Adding these values gives \(8 + 64 + 216 = 288\). In mathematical induction, our goal is to not only verify this sum for a small number of even numbers but for all even numbers up to \(2n\), and verify that it equals \(2n^2(n+1)^2\). This formula provides a quick way to evaluate the sum without calculating each cube individually.

Even numbers are integers that can be exactly divided by 2, meaning there is no remainder. The sequence of even numbers starts from 2, 4, 6, and continues indefinitely. In this exercise, we focus on cubing and summing even numbers up to a specific number \(2n\). Even numbers are crucial here because they form the basis of our sequence. We cube each even number and then sum these cubes to form one side of the equation in our inductive proof. Understanding that the series only includes even numbers is key to setting up the inductive proof correctly, as each step and formula revolves around this sequence.

Natural numbers are a subset of numbers starting from 1 and increasing by 1 indefinitely. These are sometimes referred to as counting numbers and do not include negative numbers, fractions, or decimals.In the context of our task, natural numbers \(n\) represent the number of terms—or pairs of terms, since we are dealing with evens—in our sequence, from \(2\) to \(2n\). For example, if \(n = 3\), the natural numbers we consider in terms of even numbers would be \(2, 4,\) and \(6\).The problem statement utilizes natural numbers to outline the limits up to which the even numbers are cubed and summed, ensuring we can generalize the solution across an infinite sequence when demonstrating it with mathematical induction.

An inductive proof is a mathematical method used to prove a statement is true for all natural numbers. It generally consists of two main steps: the base case and the inductive step.

• Base Case: Verified for the smallest value of the natural number, often \(n=1\).
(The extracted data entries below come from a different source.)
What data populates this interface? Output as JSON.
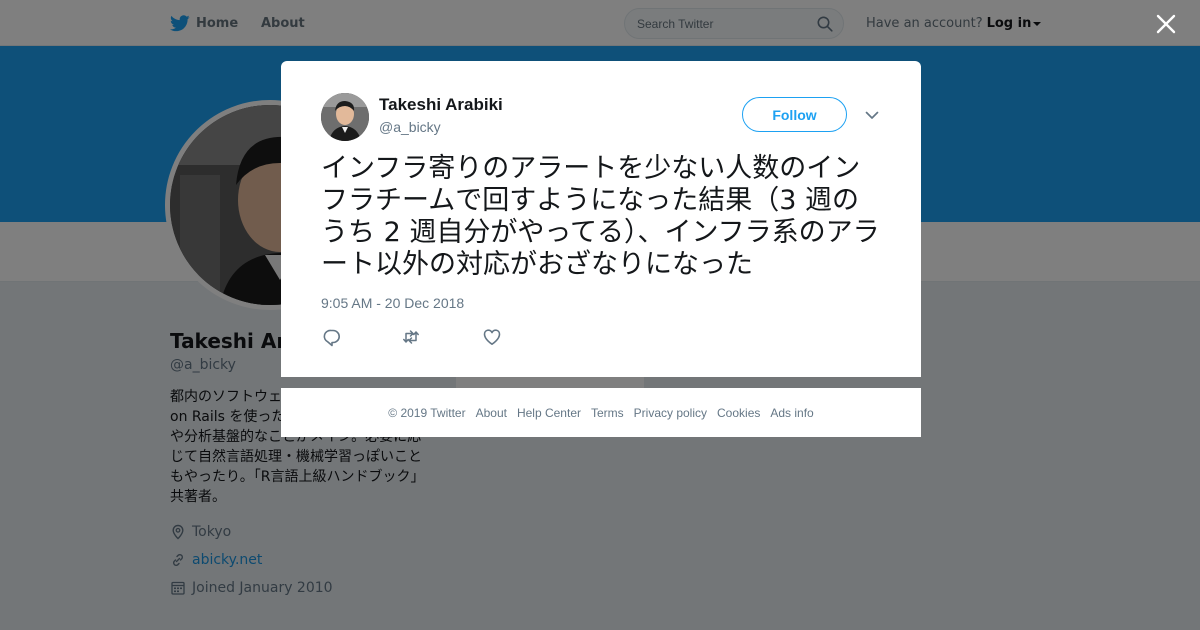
{
  "nav": {
    "home": "Home",
    "about": "About",
    "search_placeholder": "Search Twitter",
    "have_account": "Have an account?",
    "login": "Log in"
  },
  "profile": {
    "name": "Takeshi Arabiki",
    "handle": "@a_bicky",
    "bio": "都内のソフトウェアエンジニア。Ruby on Rails を使ったり、 最近はインフラや分析基盤的なことがメイン。必要に応じて自然言語処理・機械学習っぽいこともやったり。「R言語上級ハンドブック」共著者。",
    "location": "Tokyo",
    "website": "abicky.net",
    "joined": "Joined January 2010"
  },
  "tweet": {
    "author_name": "Takeshi Arabiki",
    "author_handle": "@a_bicky",
    "follow_label": "Follow",
    "text": "インフラ寄りのアラートを少ない人数のインフラチームで回すようになった結果（3 週のうち 2 週自分がやってる）、インフラ系のアラート以外の対応がおざなりになった",
    "timestamp": "9:05 AM - 20 Dec 2018"
  },
  "footer": {
    "copyright": "© 2019 Twitter",
    "links": [
      "About",
      "Help Center",
      "Terms",
      "Privacy policy",
      "Cookies",
      "Ads info"
    ]
  },
  "colors": {
    "brand": "#1da1f2",
    "link": "#1b95e0",
    "muted": "#657786"
  },
  "icons": [
    "twitter-bird-icon",
    "search-icon",
    "close-icon",
    "chevron-down-icon",
    "reply-icon",
    "retweet-icon",
    "like-icon",
    "location-icon",
    "link-icon",
    "calendar-icon"
  ]
}
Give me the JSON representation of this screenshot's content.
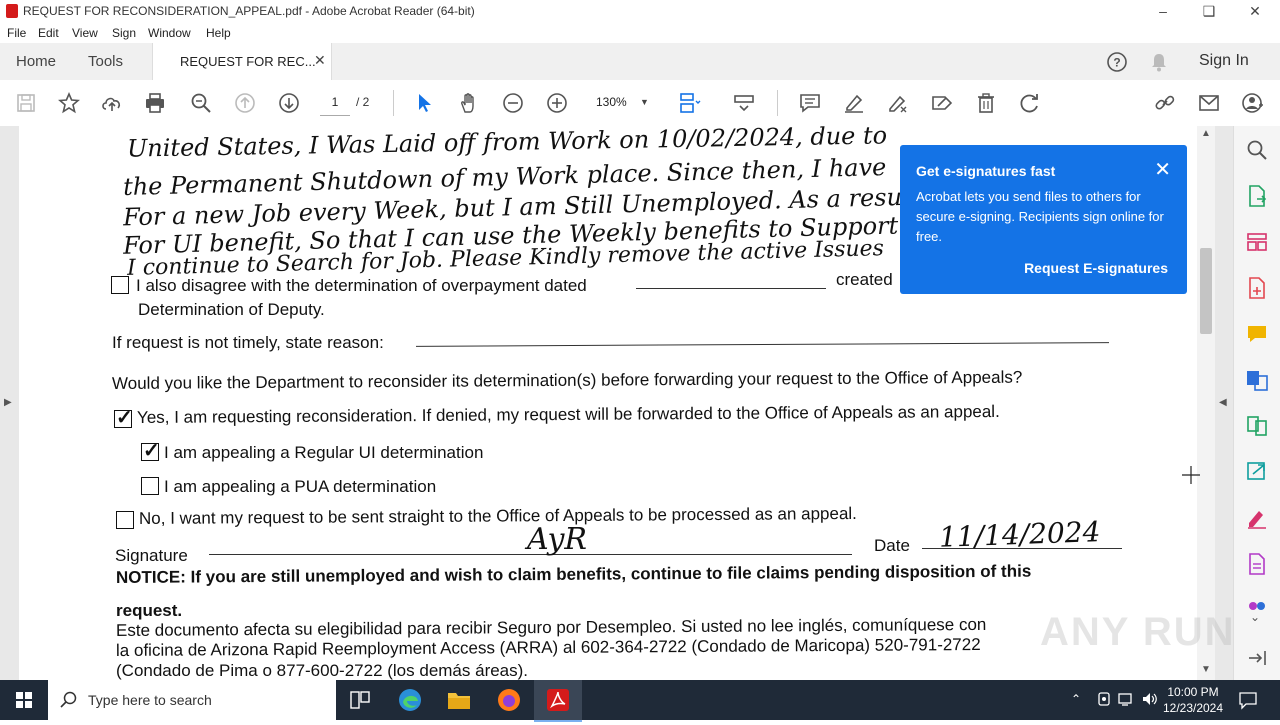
{
  "window": {
    "title": "REQUEST FOR RECONSIDERATION_APPEAL.pdf - Adobe Acrobat Reader (64-bit)"
  },
  "menu": [
    "File",
    "Edit",
    "View",
    "Sign",
    "Window",
    "Help"
  ],
  "tabs": {
    "home": "Home",
    "tools": "Tools",
    "doc": "REQUEST FOR REC...",
    "signin": "Sign In"
  },
  "toolbar": {
    "page_current": "1",
    "page_total": "/ 2",
    "zoom": "130%"
  },
  "document": {
    "handwriting": [
      "United States, I Was Laid off from Work on 10/02/2024, due to",
      "the Permanent Shutdown of my Work place. Since then, I have",
      "For a new Job every Week, but I am Still Unemployed. As a result",
      "For UI benefit, So that I can use the Weekly benefits to Support My",
      "I continue to Search for Job. Please Kindly remove the active Issues"
    ],
    "overpayment_line1_a": "I also disagree with the determination of overpayment dated",
    "overpayment_line1_b": "created",
    "overpayment_line2": "Determination of Deputy.",
    "timely_label": "If request is not timely, state reason:",
    "question": "Would you like the Department to reconsider its determination(s) before forwarding your request to the Office of Appeals?",
    "opt_yes": "Yes, I am requesting reconsideration. If denied, my request will be forwarded to the Office of Appeals as an appeal.",
    "opt_regular": "I am appealing a Regular UI determination",
    "opt_pua": "I am appealing a PUA determination",
    "opt_no": "No, I want my request to be sent straight to the Office of Appeals to be processed as an appeal.",
    "signature_label": "Signature",
    "signature_value": "AyR",
    "date_label": "Date",
    "date_value": "11/14/2024",
    "notice_line1": "NOTICE: If you are still unemployed and wish to claim benefits, continue to file claims pending disposition of this",
    "notice_line2": "request.",
    "spanish_line1": "Este documento afecta su elegibilidad para recibir Seguro por Desempleo. Si usted no lee inglés, comuníquese con",
    "spanish_line2": "la oficina de Arizona Rapid Reemployment Access (ARRA) al 602-364-2722 (Condado de Maricopa) 520-791-2722",
    "spanish_line3": "(Condado de Pima o 877-600-2722 (los demás áreas).",
    "checked": {
      "yes": true,
      "regular": true,
      "pua": false,
      "no": false,
      "overpayment": false
    }
  },
  "popup": {
    "title": "Get e-signatures fast",
    "body": "Acrobat lets you send files to others for secure e-signing. Recipients sign online for free.",
    "action": "Request E-signatures"
  },
  "taskbar": {
    "search_placeholder": "Type here to search",
    "time": "10:00 PM",
    "date": "12/23/2024"
  },
  "watermark": "ANY RUN",
  "colors": {
    "accent": "#1473e6",
    "acrobat_red": "#d41b1b",
    "taskbar": "#1f2a38"
  }
}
In our problem, the base case shows that both sides of the equation are equal when \(n=1\).
• Inductive Step: We assume the statement holds for an arbitrary natural number \(k\) and then prove it also holds for \(k+1\). This involves expressing both sides of the equation for \(n=k\), modifying the left by including an additional term \((2(k+1))^3\), and showing it equates to the formula devised for \(n=k+1\).

By completing both, one establishes the statement's truth for all natural numbers, which closes the proof under the principle of mathematical induction.